O sentido de ouvir mortificá-lo-emos, retirando-nos esta semana de todas as práticas e conversações, não só ilícitas e ociosas, mas ainda das lícitas. Troquemos o ouvir pelo ler, lendo todos estes dias algum livro espiritual em que Deus nos fale e nós o ouçamos. A quem não está muito exercitado no orar, é mais fácil o ler, e muitas vezes mais proveitoso. Na oração falamos nós com Deus; na lição fala Deus connosco. E de quantas coisas - que fora melhor não ouvir - ouvimos todo o ano aos homens; estes dias ao menos, bem é que ouçamos a Deus.

No sentido do olfacto pouco têm que mortificar os homens nesta terra, porque não vejo nela este vício. Nas mulheres, se nelas há alguma demasia, lembrem-se de que nesta semana derramou a Madalena os seus cheiros e os seus unguentos aos pés de Cristo. E para os aborrecerem e detestarem para sempre, saibam que a última disposição da morte do mesmo Senhor foram estes cheiros. Porque a Madalena derramou os unguentos, se excitou a cobiça de Judas; porque em Judas se excitou a cobiça, tratou da venda; porque vendeu a seu Mestre, o prenderam e o mataram. Por isso o Senhor disse - e este é o sentido literal: Mittens haec unguentum hoc in corpus meum, ad sepeliendum me fecit, como se dissera: Estes unguentos são para a minha sepultura, porque destes unguentos se me há-de ocasionar a morte.

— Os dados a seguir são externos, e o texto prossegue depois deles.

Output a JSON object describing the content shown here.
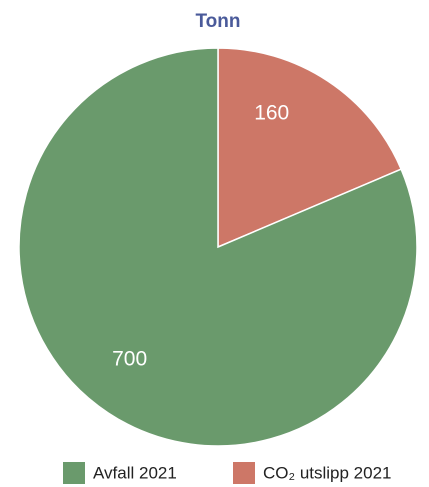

O sentido do gosto, ainda que se tenha mortificado por toda a Quaresma com o jejum ordinário, nestes dias é bem que haja para ele alguma particular mortificação. Muitos santos do ermo passavam esta semana inteira sem comer, e pessoas de mui diferente estado, não no ermo, senão nas cortes, passam em jejum de quinta-feira até sábado. Nos maiores dias desta semana é estilo das mesas dos grandes príncipes não se porem nelas mais que ervas; para estes dias se fizeram propriamente os jejuns de pão e água: ao menos estes dias não são para regalo. O cordeiro mandava Deus que se comesse com alfaces agrestes, porque o agreste e desabrido no comer destes dias é a melhor disposição para comer quinta-feira o Divino Cordeiro sacramentado.

O sentido do tacto, como o mais vil e mais delinquente que todos, é razão que seja nestes dias mais mortificado. Quando Urias veio do exército com aviso a el-rei David, disse-lhe o rei que fosse descansar à sua casa. E ele, que respondeu? E bem, Senhor: está o meu general dormindo sobre a terra na campanha, e eu que me haja de deitar em cama? Não farei tal desprimor. E foi-se deitar em uma tábua no corpo da guarda. A cama em que dormiu o último sono da morte o nosso Jesus, bem sabeis qual foi. Pois, será justo que quando ele tem por cama o duro madeiro da cruz, descanse o nosso corpo tão regaladamente como nos outros dias? Alguma diferença é bem que haja nestes. Ao menos o nosso rei e seus filhos, de quinta-feira até domingo não se deitam em cama, nem se assentam, senão no chão, assistindo sempre ao Senhor, sem sair nunca da Capela Real, nem de dia, nem de noite. Estas são as noites e os dias para que se fizeram as penitências: para estas noites se fizeram os pés descalços, para estas noites as disciplinas, e para estes dias e para estas noites os cilícios.

Padre António Vieira, no “Sermão de Dia de Ramos”, pregado na Matriz do Maranhão, no ano de 1656.